Keemon is still her base. They were married last August in Newport, R.I., a fairytale wedding on a perfect day.

“Many of our adventures start with her tapping me on the shoulder in the middle of a workday and starting the conversation with, ‘This might sound crazy but …’” he said, laughing. “She’s the dreamer, I’m the logistics.

“I’ve taken the role of being a grounding force, a good foundation, a good base so when she wants to take these big swings, we can.”

Elizabeth Pehota working as a reporter for the New England Revolution. (Photo credit: David Silverman)

Pehota was working as a team reporter for the New England Revolution when she decided to run Boston for the first time. She raised $10,000 for charity and was set to make her debut in 2020. But the pandemic canceled everything, and she had to run her first marathon, virtually, in Rhode Island that fall.

She went to Chicago the next year with the idea of running a Boston qualifying time, but it was a hot day, and she didn’t make it. A few weeks later, she ran the Charles River Marathon in Boston in 3:29:15 and qualified for the 2022 Boston Marathon and the next April, she finally got to run by Boston College herself at Mile 21.

“That race was incredible,” Pehota said. “It was the pinnacle of 2 ½ years of hard work and dedication and believing in yourself. That was one of the happiest days of my life.”

She threw herself into her training for Berlin and that’s when the symptoms of MS started to crop up.

The trip to Berlin was a blur. She was on a high dose of prednisone, couldn’t sleep and was worried.
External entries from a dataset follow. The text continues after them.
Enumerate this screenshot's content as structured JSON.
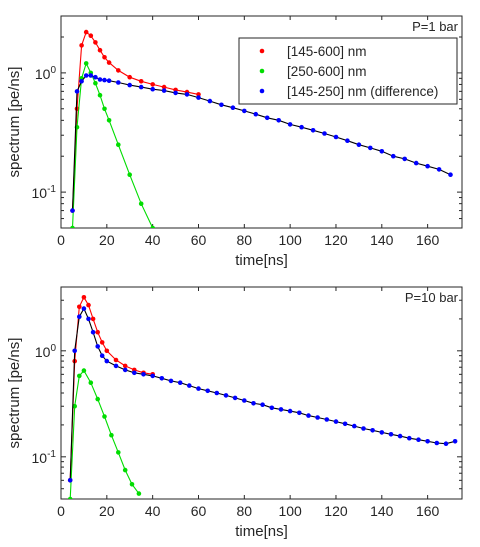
{
  "figure": {
    "colors": {
      "red": "#ff0000",
      "green": "#00dd00",
      "blue": "#0000ff",
      "fit": "#000000"
    }
  },
  "chart_data": [
    {
      "type": "scatter",
      "annotation": "P=1 bar",
      "xlabel": "time[ns]",
      "ylabel": "spectrum [pe/ns]",
      "xlim": [
        0,
        175
      ],
      "ylim": [
        0.05,
        3
      ],
      "yscale": "log",
      "xticks": [
        "0",
        "20",
        "40",
        "60",
        "80",
        "100",
        "120",
        "140",
        "160"
      ],
      "yticks": [
        "10^-1",
        "10^0"
      ],
      "grid": false,
      "legend": {
        "position": "top-right"
      },
      "series": [
        {
          "name": "[145-600] nm",
          "color": "red",
          "x": [
            5,
            7,
            9,
            11,
            13,
            15,
            17,
            19,
            21,
            25,
            30,
            35,
            40,
            45,
            50,
            55,
            60
          ],
          "y": [
            0.07,
            0.5,
            1.7,
            2.2,
            2.05,
            1.8,
            1.55,
            1.35,
            1.22,
            1.05,
            0.92,
            0.85,
            0.8,
            0.76,
            0.72,
            0.69,
            0.66
          ]
        },
        {
          "name": "[250-600] nm",
          "color": "green",
          "x": [
            5,
            7,
            9,
            11,
            13,
            15,
            17,
            19,
            21,
            25,
            30,
            35,
            40
          ],
          "y": [
            0.05,
            0.35,
            0.9,
            1.2,
            1.0,
            0.82,
            0.65,
            0.5,
            0.4,
            0.25,
            0.14,
            0.08,
            0.05
          ]
        },
        {
          "name": "[145-250] nm (difference)",
          "color": "blue",
          "x": [
            5,
            7,
            9,
            11,
            13,
            15,
            17,
            19,
            21,
            25,
            30,
            35,
            40,
            45,
            50,
            55,
            60,
            65,
            70,
            75,
            80,
            85,
            90,
            95,
            100,
            105,
            110,
            115,
            120,
            125,
            130,
            135,
            140,
            145,
            150,
            155,
            160,
            165,
            170
          ],
          "y": [
            0.07,
            0.7,
            0.85,
            0.95,
            0.95,
            0.92,
            0.88,
            0.87,
            0.86,
            0.83,
            0.79,
            0.76,
            0.73,
            0.71,
            0.68,
            0.66,
            0.62,
            0.58,
            0.54,
            0.51,
            0.48,
            0.45,
            0.42,
            0.4,
            0.37,
            0.35,
            0.33,
            0.31,
            0.29,
            0.27,
            0.25,
            0.235,
            0.22,
            0.2,
            0.19,
            0.175,
            0.165,
            0.155,
            0.14
          ]
        }
      ]
    },
    {
      "type": "scatter",
      "annotation": "P=10 bar",
      "xlabel": "time[ns]",
      "ylabel": "spectrum [pe/ns]",
      "xlim": [
        0,
        175
      ],
      "ylim": [
        0.04,
        4
      ],
      "yscale": "log",
      "xticks": [
        "0",
        "20",
        "40",
        "60",
        "80",
        "100",
        "120",
        "140",
        "160"
      ],
      "yticks": [
        "10^-1",
        "10^0"
      ],
      "grid": false,
      "series": [
        {
          "color": "red",
          "x": [
            4,
            6,
            8,
            10,
            12,
            14,
            16,
            18,
            20,
            24,
            28,
            32,
            36,
            40
          ],
          "y": [
            0.06,
            0.8,
            2.6,
            3.2,
            2.7,
            2.0,
            1.5,
            1.2,
            1.0,
            0.82,
            0.72,
            0.66,
            0.62,
            0.6
          ]
        },
        {
          "color": "green",
          "x": [
            4,
            6,
            8,
            10,
            13,
            16,
            19,
            22,
            25,
            28,
            31,
            34
          ],
          "y": [
            0.04,
            0.3,
            0.58,
            0.65,
            0.5,
            0.35,
            0.24,
            0.16,
            0.11,
            0.075,
            0.055,
            0.045
          ]
        },
        {
          "color": "blue",
          "x": [
            4,
            6,
            8,
            10,
            12,
            14,
            16,
            18,
            20,
            24,
            28,
            32,
            36,
            40,
            44,
            48,
            52,
            56,
            60,
            64,
            68,
            72,
            76,
            80,
            84,
            88,
            92,
            96,
            100,
            104,
            108,
            112,
            116,
            120,
            124,
            128,
            132,
            136,
            140,
            144,
            148,
            152,
            156,
            160,
            164,
            168,
            172
          ],
          "y": [
            0.06,
            1.0,
            2.1,
            2.5,
            2.0,
            1.5,
            1.1,
            0.9,
            0.8,
            0.72,
            0.66,
            0.62,
            0.6,
            0.58,
            0.55,
            0.52,
            0.5,
            0.47,
            0.44,
            0.42,
            0.4,
            0.38,
            0.36,
            0.34,
            0.32,
            0.31,
            0.29,
            0.28,
            0.27,
            0.26,
            0.245,
            0.235,
            0.225,
            0.215,
            0.205,
            0.195,
            0.185,
            0.178,
            0.17,
            0.163,
            0.157,
            0.15,
            0.145,
            0.14,
            0.135,
            0.133,
            0.14
          ]
        }
      ]
    }
  ]
}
So was Keemon, who was there to run the race with her.

Elizabeth Pehota and her then-boyfriend (now husband) Matt Keemon running at the 2022 Berlin Marathon in Germany. (Photo credit: Berlin Marathon)

“I was a mess,” Pehota said. “I was trying to figure out what having MS meant. It would hit me in different waves. I ran that race; it was the hardest thing I’ve ever done in my life. My feet felt like bricks. I was dragging them on the ground every step. I was very lucky to have Matt with me. I knew I wanted to run the race. I didn’t want the diagnosis stop me from doing something I wanted to do.
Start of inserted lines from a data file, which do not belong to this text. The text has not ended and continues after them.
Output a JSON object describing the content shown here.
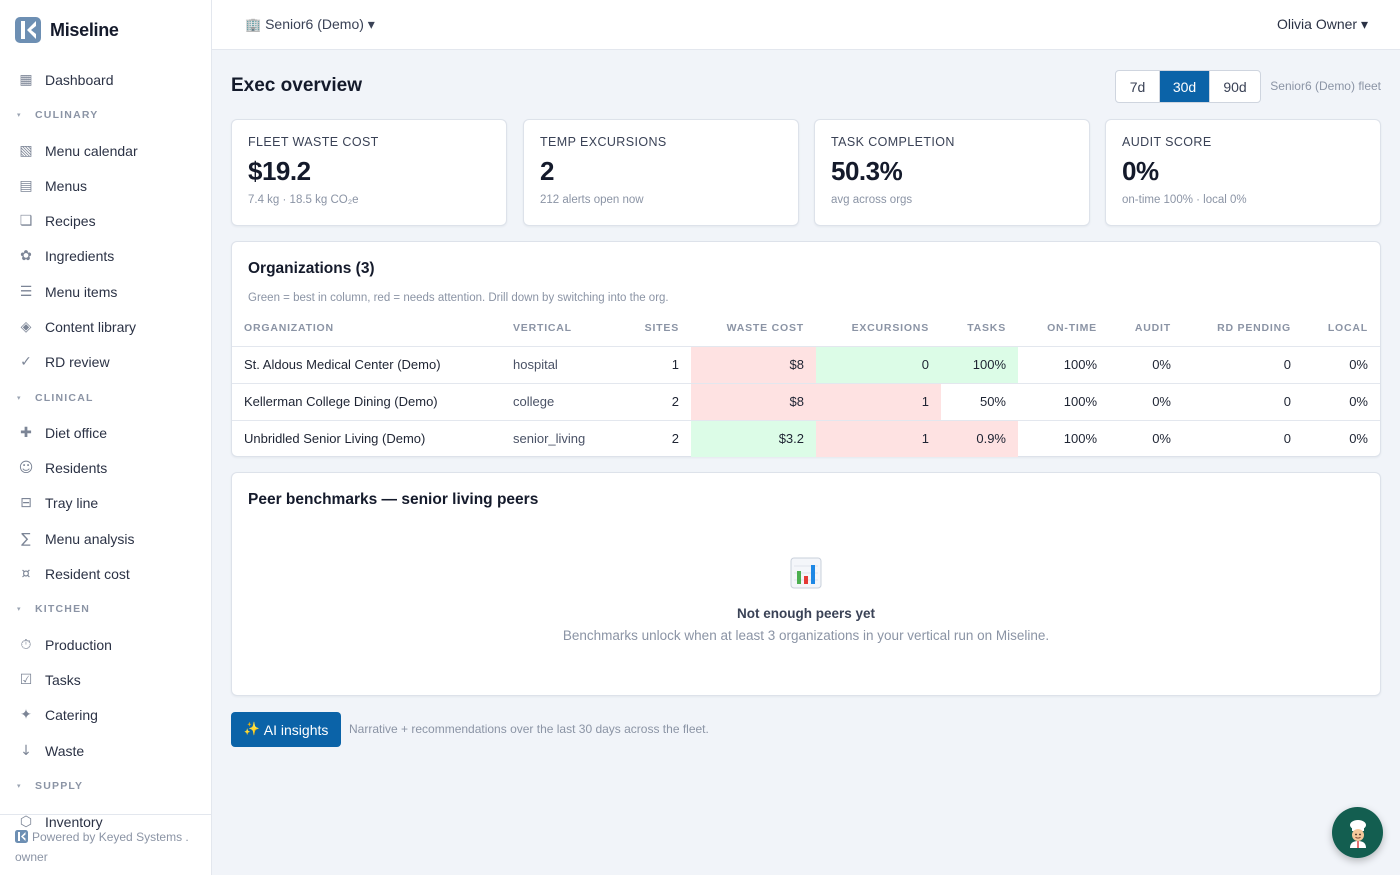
{
  "app": {
    "name": "Miseline"
  },
  "sidebar": {
    "nav": [
      {
        "type": "item",
        "icon": "dashboard-grid-icon",
        "glyph": "▦",
        "label": "Dashboard"
      },
      {
        "type": "section",
        "label": "CULINARY"
      },
      {
        "type": "item",
        "icon": "calendar-icon",
        "glyph": "▧",
        "label": "Menu calendar"
      },
      {
        "type": "item",
        "icon": "menu-list-icon",
        "glyph": "▤",
        "label": "Menus"
      },
      {
        "type": "item",
        "icon": "recipe-book-icon",
        "glyph": "❏",
        "label": "Recipes"
      },
      {
        "type": "item",
        "icon": "ingredient-flower-icon",
        "glyph": "✿",
        "label": "Ingredients"
      },
      {
        "type": "item",
        "icon": "list-icon",
        "glyph": "☰",
        "label": "Menu items"
      },
      {
        "type": "item",
        "icon": "diamond-icon",
        "glyph": "◈",
        "label": "Content library"
      },
      {
        "type": "item",
        "icon": "checkmark-icon",
        "glyph": "✓",
        "label": "RD review"
      },
      {
        "type": "section",
        "label": "CLINICAL"
      },
      {
        "type": "item",
        "icon": "plus-cross-icon",
        "glyph": "✚",
        "label": "Diet office"
      },
      {
        "type": "item",
        "icon": "smiley-icon",
        "glyph": "☺",
        "label": "Residents"
      },
      {
        "type": "item",
        "icon": "tray-icon",
        "glyph": "⊟",
        "label": "Tray line"
      },
      {
        "type": "item",
        "icon": "sigma-icon",
        "glyph": "∑",
        "label": "Menu analysis"
      },
      {
        "type": "item",
        "icon": "currency-icon",
        "glyph": "¤",
        "label": "Resident cost"
      },
      {
        "type": "section",
        "label": "KITCHEN"
      },
      {
        "type": "item",
        "icon": "stopwatch-icon",
        "glyph": "⏱",
        "label": "Production"
      },
      {
        "type": "item",
        "icon": "checkbox-icon",
        "glyph": "☑",
        "label": "Tasks"
      },
      {
        "type": "item",
        "icon": "sparkle-star-icon",
        "glyph": "✦",
        "label": "Catering"
      },
      {
        "type": "item",
        "icon": "down-arrow-icon",
        "glyph": "↓",
        "label": "Waste"
      },
      {
        "type": "section",
        "label": "SUPPLY"
      },
      {
        "type": "item",
        "icon": "hexagon-icon",
        "glyph": "⬡",
        "label": "Inventory"
      }
    ],
    "footer": {
      "powered_by": "Powered by Keyed Systems .",
      "role": "owner"
    }
  },
  "topbar": {
    "org_icon": "building-icon",
    "org_name": "Senior6 (Demo) ▾",
    "user_name": "Olivia Owner ▾"
  },
  "header": {
    "title": "Exec overview",
    "ranges": [
      "7d",
      "30d",
      "90d"
    ],
    "active_range": "30d",
    "fleet_label": "Senior6 (Demo) fleet"
  },
  "kpis": [
    {
      "label": "FLEET WASTE COST",
      "value": "$19.2",
      "sub": "7.4 kg · 18.5 kg CO₂e"
    },
    {
      "label": "TEMP EXCURSIONS",
      "value": "2",
      "sub": "212 alerts open now"
    },
    {
      "label": "TASK COMPLETION",
      "value": "50.3%",
      "sub": "avg across orgs"
    },
    {
      "label": "AUDIT SCORE",
      "value": "0%",
      "sub": "on-time 100% · local 0%"
    }
  ],
  "organizations": {
    "title": "Organizations (3)",
    "note": "Green = best in column, red = needs attention. Drill down by switching into the org.",
    "columns": [
      "ORGANIZATION",
      "VERTICAL",
      "SITES",
      "WASTE COST",
      "EXCURSIONS",
      "TASKS",
      "ON-TIME",
      "AUDIT",
      "RD PENDING",
      "LOCAL"
    ],
    "rows": [
      {
        "cells": [
          "St. Aldous Medical Center (Demo)",
          "hospital",
          "1",
          "$8",
          "0",
          "100%",
          "100%",
          "0%",
          "0",
          "0%"
        ],
        "status": [
          "",
          "",
          "",
          "bad",
          "good",
          "good",
          "",
          "",
          "",
          ""
        ]
      },
      {
        "cells": [
          "Kellerman College Dining (Demo)",
          "college",
          "2",
          "$8",
          "1",
          "50%",
          "100%",
          "0%",
          "0",
          "0%"
        ],
        "status": [
          "",
          "",
          "",
          "bad",
          "bad",
          "",
          "",
          "",
          "",
          ""
        ]
      },
      {
        "cells": [
          "Unbridled Senior Living (Demo)",
          "senior_living",
          "2",
          "$3.2",
          "1",
          "0.9%",
          "100%",
          "0%",
          "0",
          "0%"
        ],
        "status": [
          "",
          "",
          "",
          "good",
          "bad",
          "bad",
          "",
          "",
          "",
          ""
        ]
      }
    ]
  },
  "peers": {
    "title": "Peer benchmarks — senior living peers",
    "empty_icon": "bar-chart-icon",
    "empty_title": "Not enough peers yet",
    "empty_sub": "Benchmarks unlock when at least 3 organizations in your vertical run on Miseline."
  },
  "ai": {
    "button_label": "AI insights",
    "button_icon": "sparkles-icon",
    "note": "Narrative + recommendations over the last 30 days across the fleet."
  },
  "fab": {
    "icon": "chef-avatar-icon"
  },
  "colors": {
    "accent": "#0b63a8",
    "good": "#dcfce7",
    "bad": "#fee2e2",
    "fab": "#135e50"
  }
}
“When I crossed that finish line, I was so proud of myself. It gave me the reassurance that MS wasn’t going to define me. I could continue to achieve my dreams. They might look a little different than they had in the past. I could still move forward and be the person at my core that I am.”

Pehota eventually left her job with the Revolution and became an advocate for people with MS. She has chronicled her progress on one of her Instagram accounts, healthy_cheers.
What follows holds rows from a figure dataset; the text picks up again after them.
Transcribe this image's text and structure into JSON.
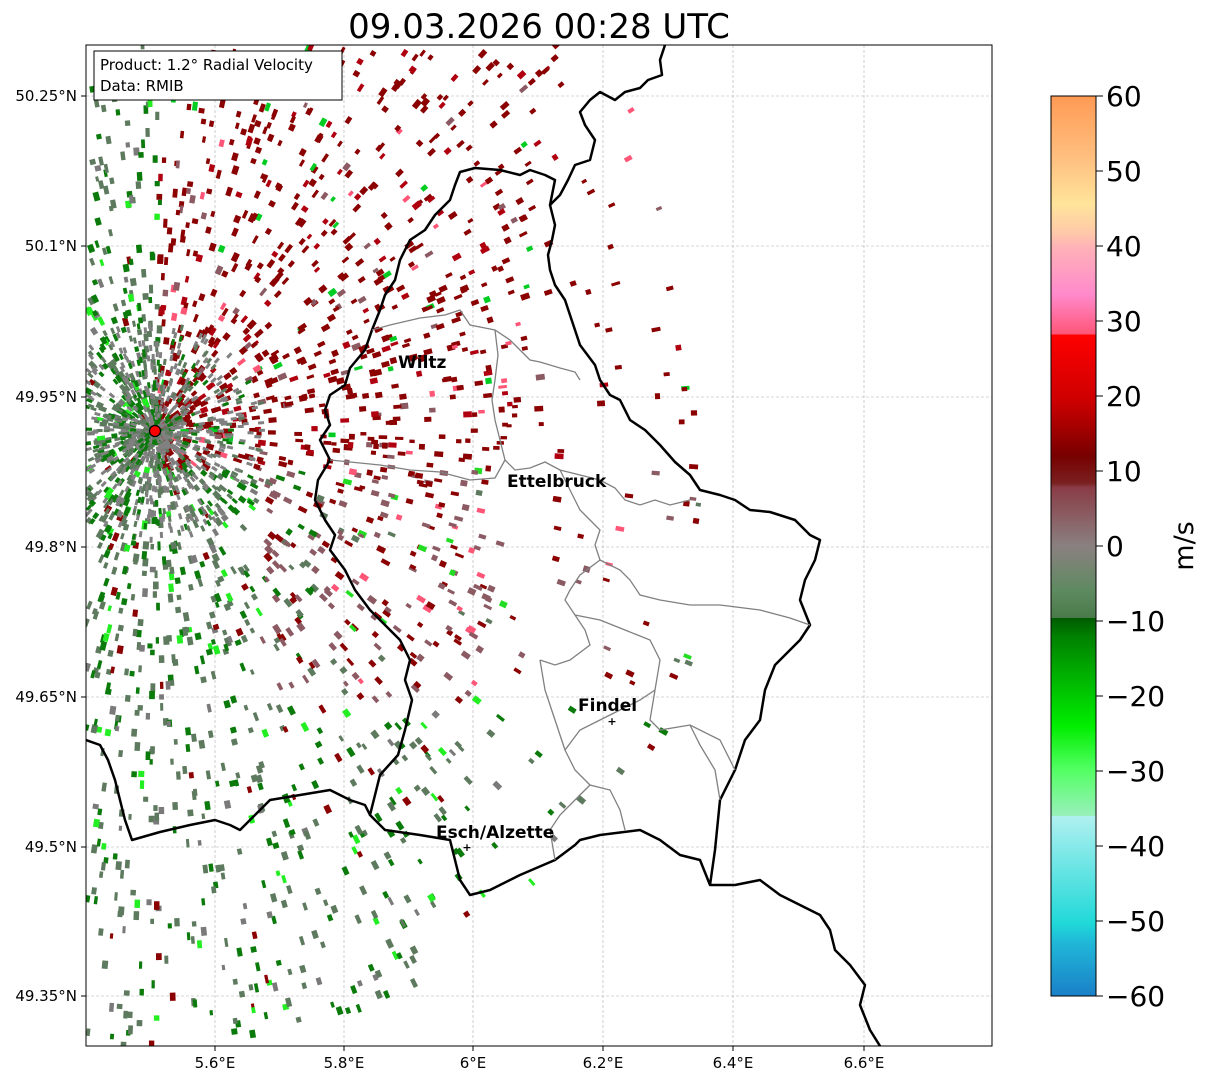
{
  "title": "09.03.2026 00:28 UTC",
  "info_box": {
    "product": "Product: 1.2° Radial Velocity",
    "data_source": "Data: RMIB"
  },
  "axes": {
    "lat_ticks": [
      "50.25°N",
      "50.1°N",
      "49.95°N",
      "49.8°N",
      "49.65°N",
      "49.5°N",
      "49.35°N"
    ],
    "lon_ticks": [
      "5.6°E",
      "5.8°E",
      "6°E",
      "6.2°E",
      "6.4°E",
      "6.6°E"
    ]
  },
  "places": [
    "Wiltz",
    "Ettelbruck",
    "Findel",
    "Esch/Alzette"
  ],
  "colorbar": {
    "unit": "m/s",
    "ticks": [
      "60",
      "50",
      "40",
      "30",
      "20",
      "10",
      "0",
      "−10",
      "−20",
      "−30",
      "−40",
      "−50",
      "−60"
    ],
    "min": -60,
    "max": 60
  },
  "colors": {
    "border": "#000000",
    "canton_border": "#808080",
    "radar_marker": "#ff0000",
    "receding": "#8b0000",
    "near_zero_pos": "#8b5a63",
    "near_zero_neg": "#5e7a5e",
    "approaching": "#0a7a0a"
  }
}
“I wanted to make some noise, fundraising through the MS society and raise awareness,” she said. “People don’t talk about having multiple sclerosis or any invisible diseases or chronic illnesses enough. People look at you and think you’re healthy. You have no idea what somebody else could be going through in their life.

“One of my main messages is to treat people with kindness because you never know what they’re going through behind closed doors.”

This will be her first time back to Chicago since 2021 before her diagnosis. Since then, she’s learned a lot about herself, both mentally and physically. She has also refined her running form.

“I’ve learned to give myself grace,” she said. “I’ve learned to listen to my body.

“A lot of runners can kind of zone out; I need to make sure I check in with my body – ‘Can I hear my feet? Are they dragging?’ I’ve been teaching myself over months to lift my feet a little more.

“I’ve worked a lot on speedwork to get faster. If you told me in 2022, I’d be faster, I would have never believed you. I would have never believed I was running all these marathons and continuing to do it.”